Stage 4: Seraing to Cambrai, 221km
Tour director Christian Prudhomme likes early stages that animate the course rather than simply ending in a bunch sprint, and this is one such stage. Back in July, we saw what cobbles can do on a stage as Vincenzo Nibali (Astana) laid down a dominant marker, taking more than two minutes out of all his major overall rivals after a brilliant ride on the cobbles. Reigning champion Chris Froome (Sky) crashed out and abandoned the race even before attempting the cobbles, while Alberto Contador (Tinkoff-Saxo) looked uncomfortable and lost more than 2:40. This will be a stage in which a few contenders will likely be hoping to stick to Nibali’s rear wheel.
Stage 10: Tarbes to La Pierre Saint-Martin, 167km
The first day in the Pyrenees will be crucial, not the least because of the final 15.3km climb that has an average gradient of 7.4 percent. It is not the hardest climb, nor the toughest stage of the race, but two factors will make it perhaps the most testing mountain stage: It comes after a rest day and it is the first mountaintop finish. Those two factors can catch out riders whose bodies have yet to adapt to the specific exertions of the high mountains, as was the case with Australian Richie Porte (Sky) this year, who had looked strong on milder climbs in the Vosges region before cracking spectacularly on the first true mountain stage.
Stage 17: Digne les Bains to Pra-Loup, 161km
This is not the toughest mountain stage by far in terms of the climbing, nor the relatively short distance, but it is the long descent of the penultimate Col d’Allos ahead of the short final ascent to Pra-Loup that makes it intriguing. This year, Contador’s hopes went up in smoke when he crashed on a fast descent and broke his leg, forcing him out of the Tour on the 10th stage. Nibali is regarded by many as one of the best descenders in the peloton, and this tough technical descent could allow him, or someone else, to get away and defend a considerable gap ahead of the final climb. With most minds focused on the climbs, those who dare to attack where it’s not expected can sometimes see themselves richly rewarded.

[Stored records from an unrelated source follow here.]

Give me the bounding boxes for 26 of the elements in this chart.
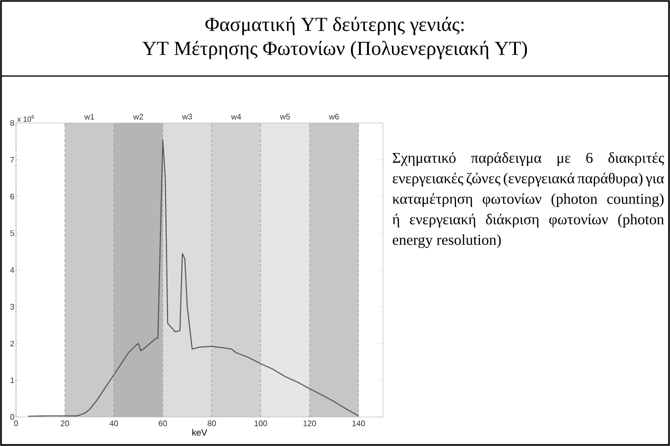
x-axis-title: keV — [192, 429, 208, 436]
y-tick-label: 6 — [10, 194, 14, 200]
x-tick-label: 80 — [208, 420, 216, 426]
band-label: w5 — [280, 114, 290, 120]
y-tick-label: 4 — [10, 267, 14, 273]
chart-subtitle: ΥΤ Μέτρησης Φωτονίων (Πολυενεργειακή ΥΤ) — [142, 40, 527, 60]
y-tick-label: 7 — [10, 156, 14, 162]
x-tick-label: 120 — [304, 420, 316, 426]
band-label: w6 — [328, 114, 339, 120]
band-label: w1 — [84, 114, 94, 120]
text: Σχηματικό παράδειγμα με 6 διακριτές ενεργειακές ζώνες (ενεργειακά παράθυρα) για καταμέτρηση φωτονίων (photon counting) ή ενεργειακή διάκριση φωτονίων (photon energy resolution) — [392, 152, 664, 248]
y-tick-label: 2 — [10, 340, 14, 346]
chart-title: Φασματική ΥΤ δεύτερης γενιάς: — [205, 16, 464, 36]
y-tick-label: 0 — [10, 414, 14, 420]
y-tick-label: 1 — [10, 377, 14, 383]
y-tick-label: 5 — [10, 230, 14, 236]
y-tick-label: 3 — [10, 304, 14, 310]
x-tick-label: 60 — [158, 420, 167, 426]
x-tick-label: 100 — [254, 420, 268, 426]
x-tick-label: 20 — [60, 420, 70, 426]
x-tick-label: 140 — [352, 420, 365, 426]
band-label: w4 — [231, 114, 242, 120]
x-tick-label: 40 — [110, 420, 118, 426]
band-label: w2 — [133, 114, 144, 120]
band-label: w3 — [182, 114, 192, 120]
y-tick-label: 8 — [10, 120, 14, 126]
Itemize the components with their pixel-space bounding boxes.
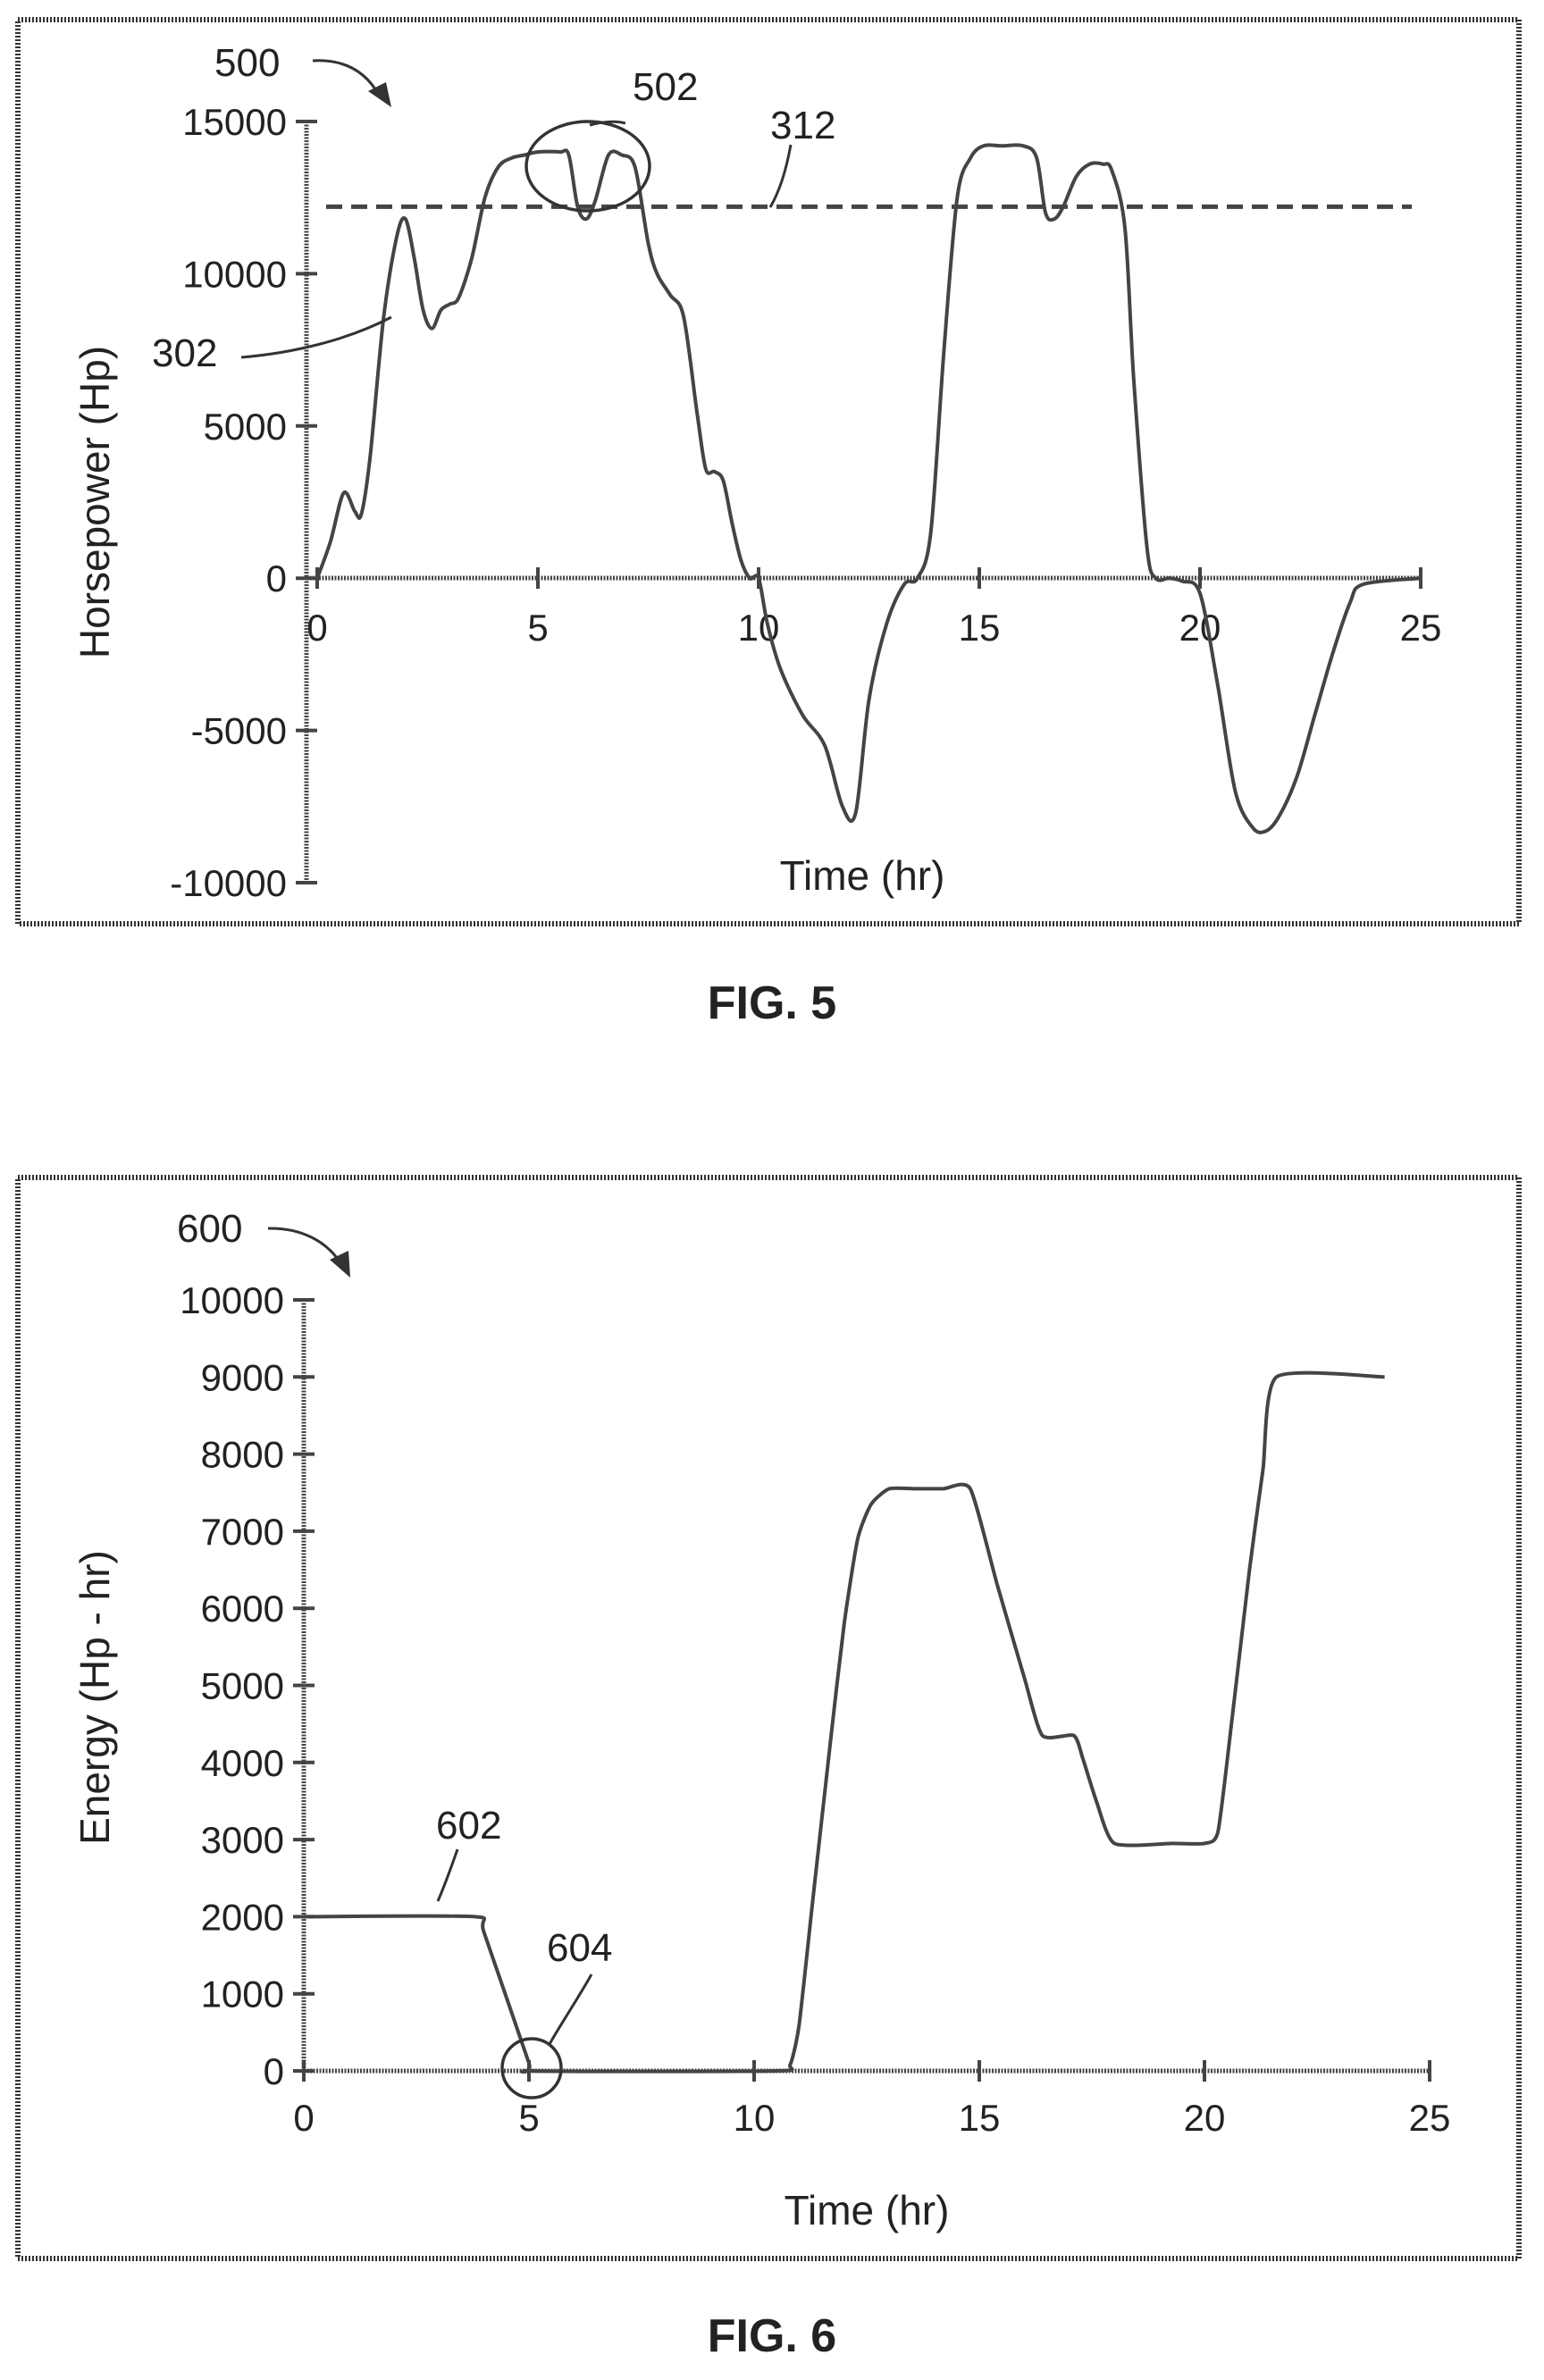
fig6-caption: FIG. 6: [708, 2310, 836, 2362]
fig6-series-label-602: 602: [436, 1804, 501, 1848]
fig6-series-602-leader: [436, 1848, 459, 1902]
fig6-y-tick-label: 6000: [201, 1588, 284, 1630]
fig6-y-tick-label: 2000: [201, 1896, 284, 1938]
fig5-x-axis-title: Time (hr): [780, 852, 945, 899]
fig5-x-tick-label: 5: [527, 607, 548, 649]
fig5-annotation-502-label: 502: [633, 65, 698, 109]
fig5-frame: [15, 17, 1522, 926]
fig6-y-tick-label: 7000: [201, 1511, 284, 1553]
fig5-annotation-502-leader: [589, 120, 626, 127]
fig6-x-tick-label: 15: [959, 2097, 1001, 2139]
fig5-series-302-line: [315, 143, 1422, 834]
fig6-y-tick-label: 3000: [201, 1819, 284, 1861]
fig5-y-tick-label: -5000: [191, 710, 287, 752]
fig6-y-axis-title: Energy (Hp - hr): [71, 1550, 118, 1845]
fig6-y-tick-label: 1000: [201, 1974, 284, 2015]
fig5-ticks: [296, 120, 1422, 884]
fig5-x-tick-label: 25: [1400, 607, 1442, 649]
fig6-ref-600: 600: [177, 1207, 242, 1251]
fig5-annotation-502-circle: [524, 120, 651, 213]
fig5-y-tick-labels: -10000 -5000 0 5000 10000 15000: [170, 101, 287, 904]
fig6-chart: 0100020003000400050006000700080009000100…: [15, 1175, 1522, 2362]
fig6-y-tick-label: 4000: [201, 1742, 284, 1784]
fig6-y-tick-label: 5000: [201, 1665, 284, 1707]
fig6-y-tick-label: 8000: [201, 1434, 284, 1476]
fig6-series-602-line: [303, 1370, 1385, 2074]
fig5-threshold-leader: [768, 144, 793, 208]
fig6-x-tick-label: 10: [734, 2097, 776, 2139]
fig6-x-tick-label: 0: [293, 2097, 314, 2139]
fig5-x-tick-label: 0: [306, 607, 327, 649]
fig5-x-tick-labels: 0 5 10 15 20 25: [306, 607, 1441, 649]
fig5-y-tick-label: 10000: [182, 253, 287, 295]
fig6-annotation-604-label: 604: [547, 1926, 612, 1970]
fig6-y-tick-label: 0: [264, 2050, 284, 2092]
fig5-x-tick-label: 15: [959, 607, 1001, 649]
fig5-y-tick-label: 0: [266, 557, 287, 599]
fig6-x-tick-label: 20: [1184, 2097, 1226, 2139]
fig5-x-tick-label: 20: [1179, 607, 1221, 649]
fig5-y-tick-label: 5000: [204, 406, 287, 448]
fig6-ref-600-arrowhead: [330, 1251, 350, 1278]
fig6-ticks: [293, 1298, 1431, 2082]
fig5-ref-500-arrowhead: [368, 82, 391, 107]
fig6-x-axis-title: Time (hr): [785, 2187, 950, 2233]
fig5-caption: FIG. 5: [708, 977, 836, 1029]
fig6-annotation-604-circle: [500, 2037, 563, 2099]
fig6-x-tick-labels: 0 5 10 15 20 25: [293, 2097, 1450, 2139]
fig5-ref-500: 500: [214, 41, 280, 85]
fig6-x-tick-label: 25: [1409, 2097, 1451, 2139]
fig6-y-tick-label: 10000: [180, 1279, 284, 1321]
fig5-y-axis-title: Horsepower (Hp): [71, 346, 118, 658]
fig5-series-label-302: 302: [152, 331, 217, 375]
fig5-y-tick-label: 15000: [182, 101, 287, 143]
fig5-series-302-leader: [240, 315, 392, 359]
fig6-annotation-604-leader: [548, 1974, 593, 2045]
fig6-x-tick-label: 5: [518, 2097, 539, 2139]
fig6-ref-600-arrow: [267, 1227, 343, 1265]
fig6-y-tick-label: 9000: [201, 1356, 284, 1398]
fig5-threshold-label-312: 312: [770, 104, 835, 147]
fig6-frame: [15, 1175, 1522, 2261]
fig5-y-tick-label: -10000: [170, 862, 287, 904]
fig6-y-tick-labels: 0 1000 2000 3000 4000 5000 6000 7000 8000 9000 100…: [180, 1279, 284, 2092]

Stage 20: Modane to Alpe d’Huez, 110km
This stage, the penultimate one of the Tour, is tailor-made for fireworks. It is very short for a mountain stage at just 110km and includes three brutal climbs, meaning it will be a battle between the contenders right from the start. The Col du Telegraphe is 11.9km long at an average gradient of 7.1 percent, followed by the ceiling of next year’s race, the Col du Galibier — 17.7km at 6.9 percent. None of the contenders will likely have broken clear by then, although some may have fallen away, but the tough climbing already in their legs might come back to haunt the overall challengers when they then ascend Alpe d’Huez, all the way to the finish. Its 21 hairpins and 13.8km 8.1 percent average gradient will ensure the possibility of turning the Tour on its head right to the very end.